Uaajeerneq, o baile de máscaras groenlandés, es una fiesta para los ojos: todos los gestos de gran tamaño, caras contorsionadas y miradas penetrantes. Durante siglos, las culturas Inuit han estado utilizando sus cuerpos como vehículos de historias. Laakkuluk Williamson Bathory es un maestro narrador.

Aunque también es poetisa y escritora, la danza de la máscara es el tipo de eje artístico en el que se apoya la práctica de la madre de tres hijos, de 38 años de edad.

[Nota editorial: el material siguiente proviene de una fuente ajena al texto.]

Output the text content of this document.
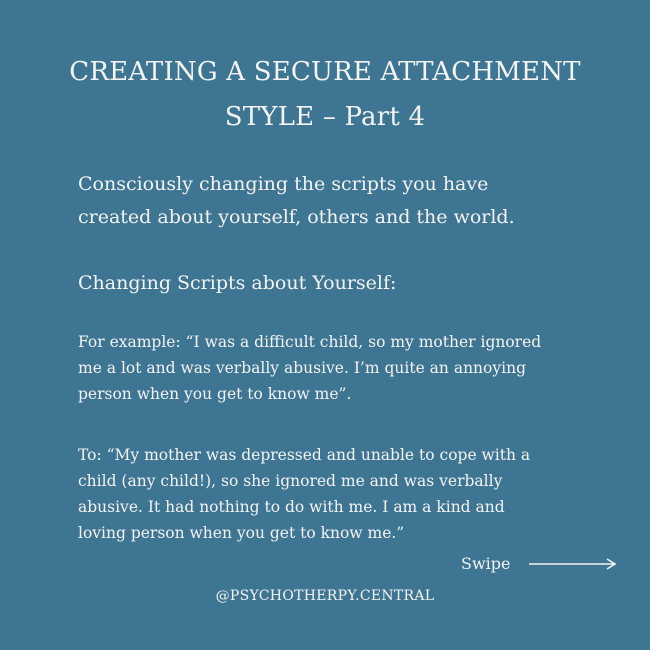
CREATING A SECURE ATTACHMENT
STYLE – Part 4
Consciously changing the scripts you have
created about yourself, others and the world.
Changing Scripts about Yourself:
For example: “I was a difficult child, so my mother ignored
me a lot and was verbally abusive. I’m quite an annoying
person when you get to know me”.
To: “My mother was depressed and unable to cope with a
child (any child!), so she ignored me and was verbally
abusive. It had nothing to do with me. I am a kind and
loving person when you get to know me.”
Swipe
@PSYCHOTHERPY.CENTRAL
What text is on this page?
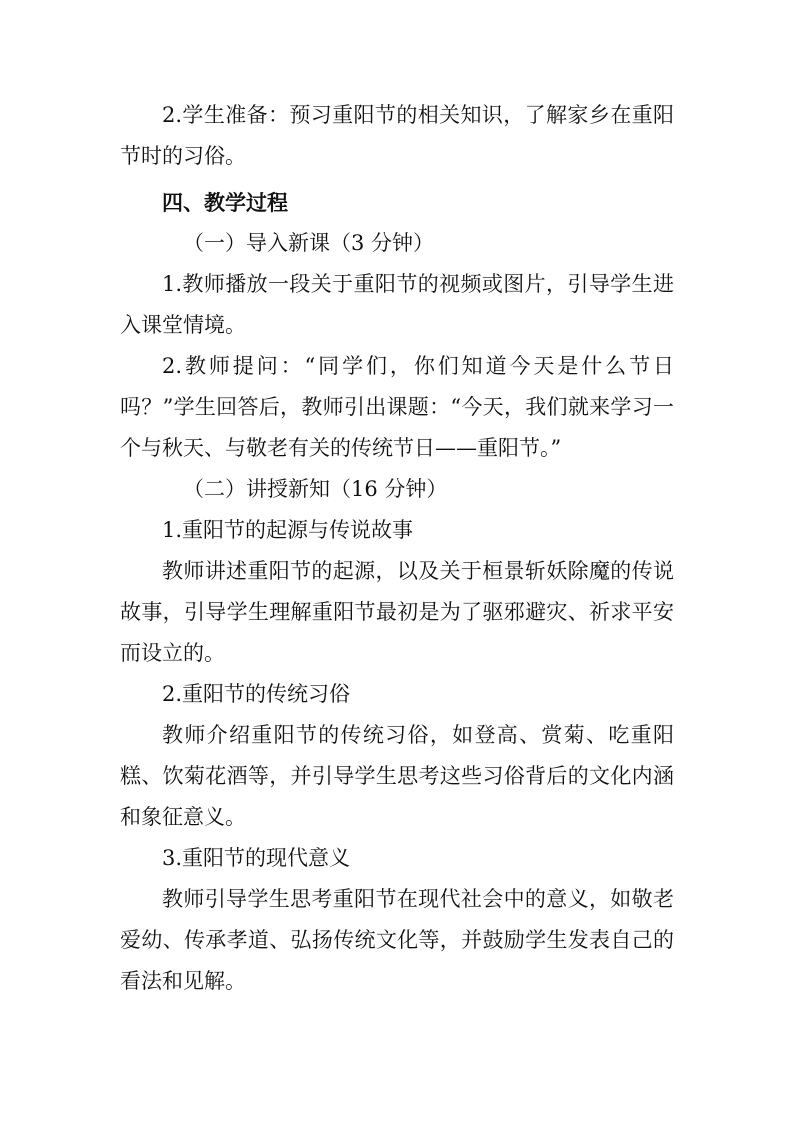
2.学生准备：预习重阳节的相关知识，了解家乡在重阳节时的习俗。

四、教学过程

（一）导入新课（3 分钟）

1.教师播放一段关于重阳节的视频或图片，引导学生进入课堂情境。

2.教师提问：“同学们，你们知道今天是什么节日吗？”学生回答后，教师引出课题：“今天，我们就来学习一个与秋天、与敬老有关的传统节日——重阳节。”

（二）讲授新知（16 分钟）

1.重阳节的起源与传说故事

教师讲述重阳节的起源，以及关于桓景斩妖除魔的传说故事，引导学生理解重阳节最初是为了驱邪避灾、祈求平安而设立的。

2.重阳节的传统习俗

教师介绍重阳节的传统习俗，如登高、赏菊、吃重阳糕、饮菊花酒等，并引导学生思考这些习俗背后的文化内涵和象征意义。

3.重阳节的现代意义

教师引导学生思考重阳节在现代社会中的意义，如敬老爱幼、传承孝道、弘扬传统文化等，并鼓励学生发表自己的看法和见解。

Nacido en Saskatoon de madre groenlandesa y padre inglés, Williamson Bathory creció inmerso en historias. «Mi madre hablaba de lo que era crecer en Groenlandia en una época de resurgimiento político entre los inuits, y mi padre relataba el trabajo en equipo de los perros a través del Ártico oriental», dice. Pero fue su madre, junto con la artista Maariu Olsen, quien forjó su introducción a uaajeerneq a la edad de 13. «Deben haber reconocido algo en mí cuando era adolescente: que tendría muchas preguntas sobre mi identidad y que necesitaría formas de expresarme». Hoy en día, ella es fácilmente la practicante más vocal (y visible) de Canadá de esta forma de arte cada vez más rara.

Conozca a la mujer que ayuda a los recién llegados sirios a lidiar con el trauma del desplazamientoSi las

actuaciones de Williamson Bathory en uaajeerneq son inequívocamente viscerales, también son inherentemente políticas. La práctica, junto con el baile de tambores y el canto de garganta, fue una vez abolida por los misioneros cristianos. «Como pueblo colonizado, se nos ha enseñado que debemos negar nuestra existencia física», dice. «Su resurgimiento en la década de 1970 fue una declaración muy útil de que somos inuits, no europeos. Celebramos nuestra sexualidad, sentimos miedo y envolvemos todas nuestras interacciones con sentido del humor».

La colaboración con otros artistas indígenas también es una prioridad para Williamson Bathory, especialmente a la luz del renovado interés de Canadá en la reconciliación, que, según ella, «no es un producto final sino un proceso». Junto con un colectivo de artistas indígenas, recaudó un millón de dólares para financiar la programación de la sociedad artística Qaggiavuut! en Iqaluit, donde es gerente de programa y miembro fundador. También colabora frecuentemente con Tanya Tagaq; las dos aparecerán juntas en marzo en el Chan Centre for the Performing Arts de la Universidad de Columbia Británica.

Sin embargo, a pesar de toda la emoción cruda y confrontacional que transmite su cara de actuación – mejillas rellenas, pintadas de negro y rojo – el mandato artístico de Williamson Bathory es sorprendentemente gentil: crear paz. Es una práctica que espera transmitir a sus hijos de 12, 9 y 3 años, aunque no con fuerza, por supuesto. «De vez en cuando, mis hijos revisan mis armarios y encuentran pintura y se la ponen en la cara, lo cual es muy gracioso», dice, «pero tendrán sus propias maneras de expresarse».